After Hungry Bear 100 Adventure Bike Ride, I’m Hungry for Next Year

Sometimes, when you finish an adventure bike ride, you understand that you don’t ever need to do it again! 

I love riding on gravel and dirt roads. Love it. 

I finished the Hungry Bear 100, which starts in Cable, WI, is not quite 100 miles and is nearly entirely on gravel, and understood I didn’t need to try and race 100 miles on gravel again. 

But I’ll come back for the 60-mile version!

More of an Adventure Bike Ride, Not Race

To be honest, though, I didn’t really race. 

Due to COVID-restrictions, there was no real mass start.

So I rolled out with a small group at the leisurely start time of 9 am. 

A Seven-Hour Tour with a Good Friend

Wade Loberger has been a cycling friend for a lot of years. 

He and his wife have a home near Hayward so he knew the route, which takes in part of the Chequamegon 100. 

He cautioned me early that the rolling hills and constant gravel would take a toll on my body. 

Joining that early group of strong riders would make me burn a lot of matches that I’d wish I’d hung onto at the end of the race. 

Good advice for a 90-some mile adventure bike ride.

The last 20 miles of gravel were brutal. 

Seriously hilly, lots of loose gravel, and washed out roads. 

Images like this made me stop and be amazed at the scenery.

What to Bring on This Adventure?

The race is entirely unsupported, meaning no rest stops or water stations. 

That meant bringing the right amount of water and food was important. 

And since it was cold at the start (35 degrees) and would warm up to 55 mid-day, it was also a challenge to figure out what to wear!

We stopped 20 miles in to take off vests and knee warmers.

Most of the day was a leisurely pace, never slow, but never race pace. 

We even took a rest stop at St. Peter’s Dome, a hiking trail that led up to a beautiful waterfall.

We rode the trail and took a moment to get off our bikes and eat a bit. 

This stop was by far the best part of the our adventure bike ride.

Adventure Nutrition and Fueling – Including Haribo Gummies

I had an Osprey 3-liter hydration pack, plus a couple of water bottles. 

In a Sturdy Bag handlebar bag, I stored some Nuun tablets, several granola bars, and several bags worth of Haribo Gummi Bears

The Gummi Bears, though, were my primary sustenance. 
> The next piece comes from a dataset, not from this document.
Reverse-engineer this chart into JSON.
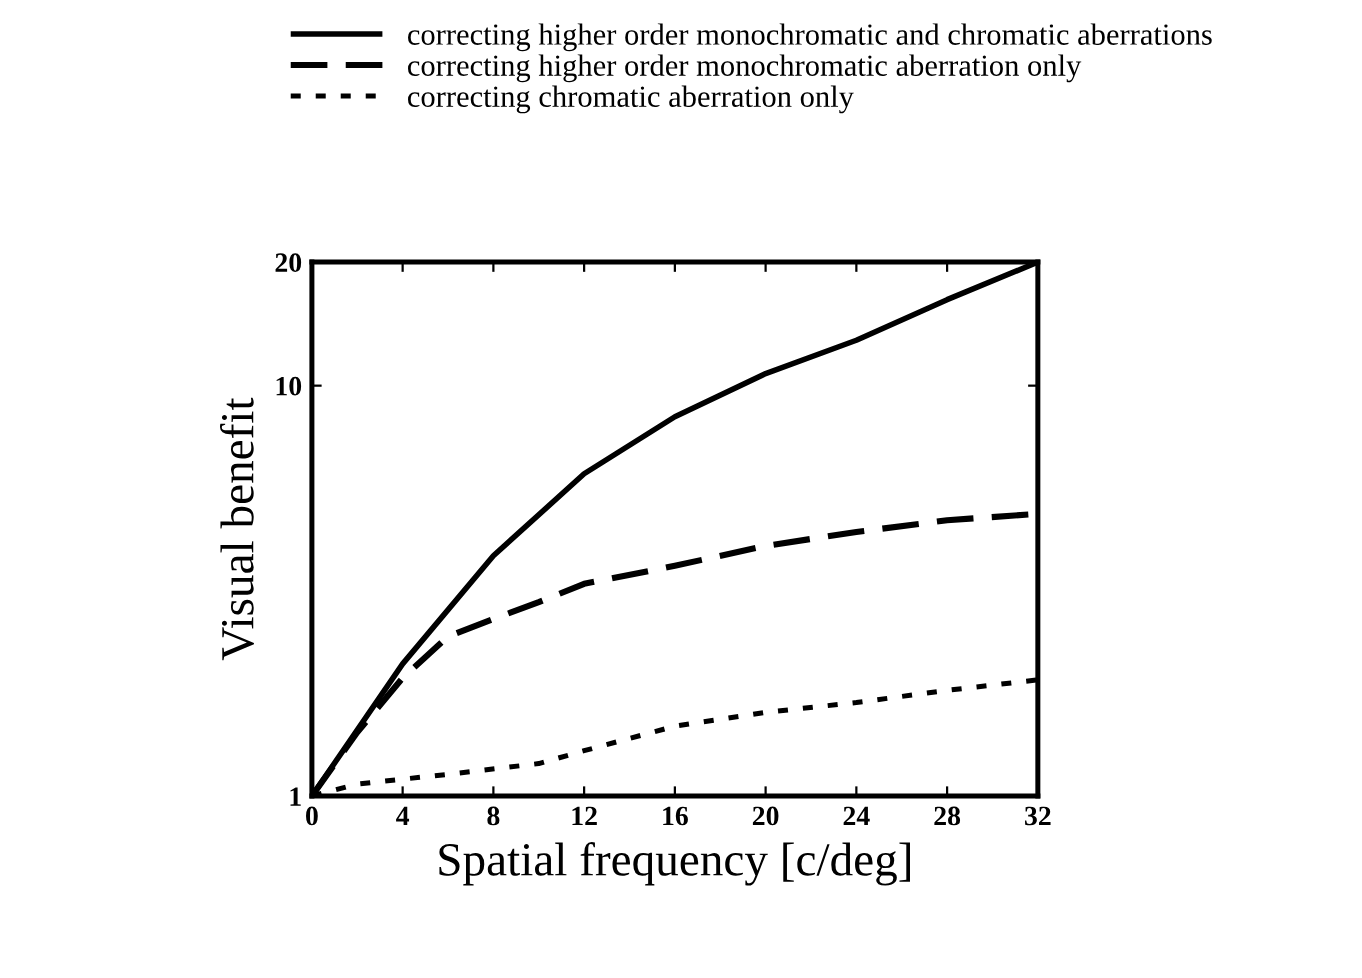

Eating the bars after 60 or so miles was challenging, especially on increasingly challenging gravel. 

Beautiful Scenery on the Hungry Bear

The scenery, roads, and nature were amazing on my spring adventure bike ride.

I don’t know how many times we crested a hill and I said, “Oh wow” because of the beauty. 

I am definitely coming back next year to race the 60-mile version. 

That seems a much more reasonable option.

Plus I can race a little. 

This was the easy gravel! It went on for so many miles!

Is There a Feud Between Hungry Bear 100 and Bear 100?

Here’s the big question: 

The Hungry Bear 100 is held in Cable. 

The Bear 100 is held a hundred miles to the east in Laona, WI. 

Both events are on beautiful gravel roads. 

Both are on the SAME DAY!! 

I wondered if there was some family falling out

Or some kind of feud. 

I attempted to contact both organizers to ask them to change their dates without success. 

What’s the Next Adventure Bike Ride?

I don’t know! 

The plan was to go to Michigan in June to race gravel there to do one adventure a month. 

Yet I also want to hang out with an old friend in Boulder Junction. 

I bring my Milwaukee gravel bike, ride all morning, then we fish and drink whiskey all afternoon and evening. 

It’s kind of perfect! 

So I’ll create some kind of adventure ride up there.

Maybe the Boulder Junction Chamber will help me out!